Macchie di colore al Palazzo Martinengo
Il mare, la campagna, gli animali. Ma soprattutto la luce, i colori, il chiaroscuro penetrante: sono questi gli elementi che catturano l’occhio nei dipinti dei Macchiaioli, gruppo di pittori che nella seconda metà dell’Ottocento a Firenze rivoluzionarono l’arte accademica proponendo una rappresentazione vivace e immediata, costruita attraverso cromatismi giustapposti per pennellate, “macchie di colore” appunto. Fino al 9 giugno è aperta una grande esposizione al Palazzo Martinengo di Brescia, curata da Francesca Dini e Davide Dotti, di oltre cento capolavori dei protagonisti di questa avanguardia: Giovanni Fattori, Telemaco Signorini, Silvestro Lega, Vincenzo Cabianca, Odoardo Borrani e altri ancora.

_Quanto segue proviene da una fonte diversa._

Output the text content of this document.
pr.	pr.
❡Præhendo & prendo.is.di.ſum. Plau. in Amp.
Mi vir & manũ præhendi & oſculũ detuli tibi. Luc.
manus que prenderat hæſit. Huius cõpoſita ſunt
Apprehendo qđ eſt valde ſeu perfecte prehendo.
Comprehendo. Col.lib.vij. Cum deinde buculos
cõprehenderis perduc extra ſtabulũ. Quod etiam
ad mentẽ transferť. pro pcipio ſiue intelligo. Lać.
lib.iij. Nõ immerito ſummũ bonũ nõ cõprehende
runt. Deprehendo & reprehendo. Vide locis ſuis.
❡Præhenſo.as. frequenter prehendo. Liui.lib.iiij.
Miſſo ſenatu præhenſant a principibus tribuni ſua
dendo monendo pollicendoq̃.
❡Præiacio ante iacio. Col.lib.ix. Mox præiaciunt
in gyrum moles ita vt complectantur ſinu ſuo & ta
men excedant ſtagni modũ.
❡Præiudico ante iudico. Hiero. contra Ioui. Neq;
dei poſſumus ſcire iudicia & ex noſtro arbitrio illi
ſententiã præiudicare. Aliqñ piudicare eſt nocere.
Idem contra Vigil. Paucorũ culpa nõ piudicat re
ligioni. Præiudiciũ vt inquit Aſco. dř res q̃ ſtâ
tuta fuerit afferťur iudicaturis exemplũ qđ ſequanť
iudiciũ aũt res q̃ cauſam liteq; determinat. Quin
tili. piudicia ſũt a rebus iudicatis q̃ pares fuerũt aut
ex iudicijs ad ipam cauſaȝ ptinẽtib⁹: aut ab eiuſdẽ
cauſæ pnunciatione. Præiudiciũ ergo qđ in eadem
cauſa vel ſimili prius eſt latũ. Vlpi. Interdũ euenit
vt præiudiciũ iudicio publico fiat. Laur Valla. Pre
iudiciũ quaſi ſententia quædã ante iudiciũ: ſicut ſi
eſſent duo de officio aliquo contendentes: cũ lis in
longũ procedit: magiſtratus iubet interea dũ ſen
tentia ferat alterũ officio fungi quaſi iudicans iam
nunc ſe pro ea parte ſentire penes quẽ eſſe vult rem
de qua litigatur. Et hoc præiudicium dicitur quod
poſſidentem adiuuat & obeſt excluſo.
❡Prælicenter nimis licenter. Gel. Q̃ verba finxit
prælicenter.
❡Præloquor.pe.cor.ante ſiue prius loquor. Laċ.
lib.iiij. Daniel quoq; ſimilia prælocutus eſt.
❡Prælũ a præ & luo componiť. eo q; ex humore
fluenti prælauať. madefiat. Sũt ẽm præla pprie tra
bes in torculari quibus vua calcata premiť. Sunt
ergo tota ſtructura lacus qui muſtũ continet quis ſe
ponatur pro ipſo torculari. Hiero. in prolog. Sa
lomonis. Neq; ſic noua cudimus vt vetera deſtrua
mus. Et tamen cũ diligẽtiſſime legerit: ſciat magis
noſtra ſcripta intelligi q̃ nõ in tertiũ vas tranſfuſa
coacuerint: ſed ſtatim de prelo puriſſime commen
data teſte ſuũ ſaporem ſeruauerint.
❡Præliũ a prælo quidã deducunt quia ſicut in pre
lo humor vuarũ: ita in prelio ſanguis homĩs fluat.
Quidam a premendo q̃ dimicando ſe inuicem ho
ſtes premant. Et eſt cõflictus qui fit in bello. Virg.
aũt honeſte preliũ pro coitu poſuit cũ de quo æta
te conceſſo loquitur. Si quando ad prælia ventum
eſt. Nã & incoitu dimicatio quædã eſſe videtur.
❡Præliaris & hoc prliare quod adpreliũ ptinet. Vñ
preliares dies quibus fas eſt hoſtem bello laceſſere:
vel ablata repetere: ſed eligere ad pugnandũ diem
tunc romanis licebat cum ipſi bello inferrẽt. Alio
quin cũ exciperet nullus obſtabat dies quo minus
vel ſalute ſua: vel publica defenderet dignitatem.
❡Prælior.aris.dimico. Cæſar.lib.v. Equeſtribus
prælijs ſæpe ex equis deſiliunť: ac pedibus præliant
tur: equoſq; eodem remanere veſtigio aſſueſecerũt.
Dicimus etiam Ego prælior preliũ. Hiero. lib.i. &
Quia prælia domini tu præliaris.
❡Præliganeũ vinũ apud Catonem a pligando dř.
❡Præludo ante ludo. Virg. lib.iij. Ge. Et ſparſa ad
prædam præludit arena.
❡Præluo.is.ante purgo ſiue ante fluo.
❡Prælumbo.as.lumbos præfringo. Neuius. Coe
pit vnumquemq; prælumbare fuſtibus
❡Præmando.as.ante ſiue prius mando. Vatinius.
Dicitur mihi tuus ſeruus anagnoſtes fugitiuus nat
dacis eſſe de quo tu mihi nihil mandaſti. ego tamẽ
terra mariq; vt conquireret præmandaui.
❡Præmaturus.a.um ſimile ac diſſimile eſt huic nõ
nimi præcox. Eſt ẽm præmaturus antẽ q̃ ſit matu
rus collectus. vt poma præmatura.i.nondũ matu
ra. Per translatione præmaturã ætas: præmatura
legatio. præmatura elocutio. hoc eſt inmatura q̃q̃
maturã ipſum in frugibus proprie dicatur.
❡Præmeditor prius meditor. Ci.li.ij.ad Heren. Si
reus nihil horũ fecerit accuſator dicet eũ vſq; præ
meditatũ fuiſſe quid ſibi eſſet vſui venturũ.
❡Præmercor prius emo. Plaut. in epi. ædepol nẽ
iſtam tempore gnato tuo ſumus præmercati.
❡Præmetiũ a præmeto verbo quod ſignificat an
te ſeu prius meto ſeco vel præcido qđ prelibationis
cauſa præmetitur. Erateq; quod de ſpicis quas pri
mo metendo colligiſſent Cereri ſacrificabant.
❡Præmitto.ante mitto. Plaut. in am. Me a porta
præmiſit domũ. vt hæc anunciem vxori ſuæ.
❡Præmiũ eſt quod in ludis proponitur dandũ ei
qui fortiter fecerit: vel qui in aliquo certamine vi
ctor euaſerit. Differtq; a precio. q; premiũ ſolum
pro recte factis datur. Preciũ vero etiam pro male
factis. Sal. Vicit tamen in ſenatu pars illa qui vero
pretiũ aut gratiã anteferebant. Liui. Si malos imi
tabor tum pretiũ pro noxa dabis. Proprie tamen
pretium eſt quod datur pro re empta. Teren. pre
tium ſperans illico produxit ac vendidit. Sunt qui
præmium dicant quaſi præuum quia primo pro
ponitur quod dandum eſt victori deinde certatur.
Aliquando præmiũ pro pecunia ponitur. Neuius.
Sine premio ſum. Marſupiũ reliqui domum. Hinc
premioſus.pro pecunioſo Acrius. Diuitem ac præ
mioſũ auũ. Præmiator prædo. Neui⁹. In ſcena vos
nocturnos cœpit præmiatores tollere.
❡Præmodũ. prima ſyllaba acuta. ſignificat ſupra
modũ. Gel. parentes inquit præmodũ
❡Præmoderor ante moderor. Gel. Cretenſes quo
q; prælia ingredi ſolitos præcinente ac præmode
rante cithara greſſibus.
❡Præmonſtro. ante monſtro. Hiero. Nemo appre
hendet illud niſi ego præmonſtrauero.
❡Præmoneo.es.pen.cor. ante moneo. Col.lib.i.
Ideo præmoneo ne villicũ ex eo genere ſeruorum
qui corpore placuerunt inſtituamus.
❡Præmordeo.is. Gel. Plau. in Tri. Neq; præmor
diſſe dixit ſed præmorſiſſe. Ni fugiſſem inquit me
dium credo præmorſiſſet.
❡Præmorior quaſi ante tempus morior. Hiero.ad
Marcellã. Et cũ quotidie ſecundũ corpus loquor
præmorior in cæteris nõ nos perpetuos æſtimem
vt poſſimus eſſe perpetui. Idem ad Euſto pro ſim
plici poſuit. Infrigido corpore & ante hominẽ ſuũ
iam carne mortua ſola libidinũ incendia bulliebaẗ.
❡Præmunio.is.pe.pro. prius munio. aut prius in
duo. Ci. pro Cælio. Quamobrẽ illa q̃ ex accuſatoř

Ultimo baluardo della figuratività prima del dissolvimento impressionista della forma nel colore, i macchiaioli dipingono un mondo raffinato e pacato, lirico per situazioni e sfumature, una sorta di canto alla borghesia che si andava affermando e alle idee progressiste che portarono all’unificazione del Paese. Così nel dipinto “Cucitrici di camicie rosse” di Borrani, quattro donne sono riunite non più semplicemente per ricamare come avveniva un tempo per passare il tempo, ma per cucire quelle che erano un simbolo politico - e se non fosse stato sufficientemente chiaro l’artista ha appeso a una delle pareti del salotto in cui si trovano un ritratto di Garibaldi -, in una rappresentazione affatto sentimentale ma lucidamente impegnata, intenzionalmente realizzata per ispirare e trasmettere idee patriottiche, in cui anche le donne hanno un ruolo fondamentale; nell’opera di Fattori “L’appello dopo la carica”, il drappello di soldati è rappresentato non nella gloria dello scontro ma nel momento della stanchezza, della raccolta prima del ritorno; o ancora nella “Caccia alle anatre” di Angelo Tommasi la serenità delle tre ragazzine è espressione di una quotidianità di valore. Nonostante le sfumature di ciascuna personalità, i lavori dei Macchiaioli trasmettono la poetica della campagna, del legame con la natura, la bellezza degli spazi aperti, sottolineata dai tagli lunghi delle rappresentazioni, l’importanza della vita quotidiana, del lavoro, la solidità della comunità. Come scrive nel catalogo la curatrice Francesca Dini: «I Macchiaioli seppero dunque inserirsi nel processo di democratizzazione dell’arte avviato dalla comunità di pittori operosa nel villaggio di Barbizon (...): alla rappresentazione degli eroi e dei grandi avvenimenti della storia passata, tutti questi artisti preferivano la realtà domestica e quotidiana delle comunità rurali e dei vicini pascoli, colti dal vero, en plein air».
Il nome “Macchiaioli” era stato affibbiato ai pittori del gruppo nel 1862 da un giornalista della Gazzetta del Popolo di Firenze, che in questo modo intendeva criticare i modi del loro fare pittura per macchie di colore, giocando peraltro sul doppio senso di “darsi alla macchia” con il significato di agire illegalmente; ma gli artisti brillantemente rilanciarono facendo loro il nomignolo, divenuto in seguito riferimento fondamentale per le principali comunità artistiche europee.
Allestita in dieci sezioni che si focalizzano sulle tematiche principali degli artisti e sui luoghi in cui si trovavano - in primis i caffè fiorentini e la costa toscana - oltre che sulle tecniche e sull’evoluzione stilistica che seguono i primi e i secondi esponenti della corrente, la mostra racconta l’intero percorso seguito dai pittori del gruppo per trovare la propria strada in opposizione alla paludata pittura accademica: come scrisse Ugo Ojetti di Fattori: «Fu innovatore non per moda, ma perché il suo spirito precorreva i tempi, tanto che ai giovani artisti che egli stimava, non indicava mai la maniera di dipingere, il che avrebbe voluto dire, secondo lui, combattere un’accademia per crearne un’altra».
Gran parte delle opere in mostra provengono peraltro da collezioni private, quindi abitualmente inaccessibili, cosa che fa di questa esposizione un’occasione piuttosto rara di vedere tutti insieme tanti dipinti della corrente toscana.